Across the political spectrum on the city council, it does not seem that Dunn has too much to worry about in terms of job security.
Councilman Gino Filippi, who first came into office in 2010, is the sole declared candidate against Musser in the upcoming November mayoral election. There does not appear to be any significant difference between Musser and Filippi with regard to Dunn, however.

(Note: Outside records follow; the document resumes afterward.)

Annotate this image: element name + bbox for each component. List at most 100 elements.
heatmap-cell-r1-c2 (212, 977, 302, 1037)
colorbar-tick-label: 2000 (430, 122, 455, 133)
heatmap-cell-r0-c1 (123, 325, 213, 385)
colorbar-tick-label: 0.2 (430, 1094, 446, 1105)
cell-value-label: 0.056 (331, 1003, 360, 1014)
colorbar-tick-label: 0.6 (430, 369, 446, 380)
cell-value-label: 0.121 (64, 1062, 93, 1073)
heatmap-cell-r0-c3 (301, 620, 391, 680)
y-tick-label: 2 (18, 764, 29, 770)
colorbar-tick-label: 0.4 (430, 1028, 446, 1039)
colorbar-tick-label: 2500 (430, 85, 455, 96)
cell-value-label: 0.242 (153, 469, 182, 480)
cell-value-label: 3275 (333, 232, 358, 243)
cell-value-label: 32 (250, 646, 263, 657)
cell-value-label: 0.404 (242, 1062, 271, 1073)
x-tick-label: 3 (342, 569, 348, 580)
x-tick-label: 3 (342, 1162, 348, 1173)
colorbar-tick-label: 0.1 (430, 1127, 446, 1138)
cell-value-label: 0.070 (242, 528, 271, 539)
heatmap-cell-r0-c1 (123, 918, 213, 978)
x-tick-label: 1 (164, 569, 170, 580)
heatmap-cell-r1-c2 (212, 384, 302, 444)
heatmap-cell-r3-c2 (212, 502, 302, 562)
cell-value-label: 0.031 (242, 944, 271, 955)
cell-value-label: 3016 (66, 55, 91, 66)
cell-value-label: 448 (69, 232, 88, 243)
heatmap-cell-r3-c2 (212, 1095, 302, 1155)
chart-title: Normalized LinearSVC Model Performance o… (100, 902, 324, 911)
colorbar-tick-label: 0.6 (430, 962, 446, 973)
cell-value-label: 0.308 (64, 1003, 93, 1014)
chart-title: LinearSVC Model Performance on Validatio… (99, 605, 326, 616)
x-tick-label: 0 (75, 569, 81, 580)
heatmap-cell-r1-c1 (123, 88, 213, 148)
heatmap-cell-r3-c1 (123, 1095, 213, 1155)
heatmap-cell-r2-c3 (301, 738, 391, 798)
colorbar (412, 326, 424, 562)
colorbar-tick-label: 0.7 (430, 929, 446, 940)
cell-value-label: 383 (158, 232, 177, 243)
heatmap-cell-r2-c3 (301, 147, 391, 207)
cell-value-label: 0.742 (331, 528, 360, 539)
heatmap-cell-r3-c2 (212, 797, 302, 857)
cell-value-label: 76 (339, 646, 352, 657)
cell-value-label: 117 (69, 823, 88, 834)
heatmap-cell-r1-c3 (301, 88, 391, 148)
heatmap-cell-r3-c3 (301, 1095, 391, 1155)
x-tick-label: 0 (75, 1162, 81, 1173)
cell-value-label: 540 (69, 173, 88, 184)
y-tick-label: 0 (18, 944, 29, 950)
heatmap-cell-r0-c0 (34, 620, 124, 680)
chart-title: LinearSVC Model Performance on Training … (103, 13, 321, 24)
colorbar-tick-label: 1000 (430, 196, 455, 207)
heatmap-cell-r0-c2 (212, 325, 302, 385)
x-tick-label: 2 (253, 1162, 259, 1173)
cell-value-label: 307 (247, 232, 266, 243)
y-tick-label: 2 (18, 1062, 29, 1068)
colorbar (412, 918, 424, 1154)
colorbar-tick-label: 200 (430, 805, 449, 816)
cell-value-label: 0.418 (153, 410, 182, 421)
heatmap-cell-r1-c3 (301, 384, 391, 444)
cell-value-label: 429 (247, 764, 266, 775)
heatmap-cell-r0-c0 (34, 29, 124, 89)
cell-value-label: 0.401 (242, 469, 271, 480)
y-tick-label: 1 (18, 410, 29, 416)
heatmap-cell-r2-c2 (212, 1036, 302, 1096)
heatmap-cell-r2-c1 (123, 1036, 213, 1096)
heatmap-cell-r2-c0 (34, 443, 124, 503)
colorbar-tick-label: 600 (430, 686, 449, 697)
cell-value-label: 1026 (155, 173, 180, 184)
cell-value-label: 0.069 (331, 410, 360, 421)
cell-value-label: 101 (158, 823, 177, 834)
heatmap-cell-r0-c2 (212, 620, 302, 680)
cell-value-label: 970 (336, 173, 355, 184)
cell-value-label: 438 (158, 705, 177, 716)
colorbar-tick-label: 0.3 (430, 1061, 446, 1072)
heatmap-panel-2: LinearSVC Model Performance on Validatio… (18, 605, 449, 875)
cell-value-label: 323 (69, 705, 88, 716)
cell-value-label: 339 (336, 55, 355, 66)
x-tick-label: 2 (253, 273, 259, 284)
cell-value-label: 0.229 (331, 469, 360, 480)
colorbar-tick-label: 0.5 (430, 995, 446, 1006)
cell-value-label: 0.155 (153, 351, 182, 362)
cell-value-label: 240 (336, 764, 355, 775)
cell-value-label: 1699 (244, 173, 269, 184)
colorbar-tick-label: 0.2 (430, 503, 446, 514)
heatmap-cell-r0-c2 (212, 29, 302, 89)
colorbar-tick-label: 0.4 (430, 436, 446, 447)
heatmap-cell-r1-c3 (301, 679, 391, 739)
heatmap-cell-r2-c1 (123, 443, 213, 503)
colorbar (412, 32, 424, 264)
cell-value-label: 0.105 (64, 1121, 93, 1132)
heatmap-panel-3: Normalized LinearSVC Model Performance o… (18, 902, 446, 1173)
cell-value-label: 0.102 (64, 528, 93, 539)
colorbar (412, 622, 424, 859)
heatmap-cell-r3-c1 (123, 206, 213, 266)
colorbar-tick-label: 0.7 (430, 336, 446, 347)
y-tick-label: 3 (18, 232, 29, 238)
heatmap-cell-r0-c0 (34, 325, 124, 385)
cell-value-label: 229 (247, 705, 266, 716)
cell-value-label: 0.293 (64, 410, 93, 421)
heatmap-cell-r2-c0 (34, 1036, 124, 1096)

“From my perspective, the city manager continues to do what has been asked, which is to stop the bleeding, reduce expenses and identify methods to balance the city’s budget in order to avoid municipal bankruptcy,” Filippi said. “He has engineered Upland’s fiscal recovery plan and as painful as it may be, it had to be done.  He has met the challenge, keeping in focus that Upland residents and businesses are the priority.  There is much work to be done and he has my full support.  Of course, I believe his contract should be renewed.  He is a silver lining to say the least and I look forward to working with him for at least a couple more years at the minimum.”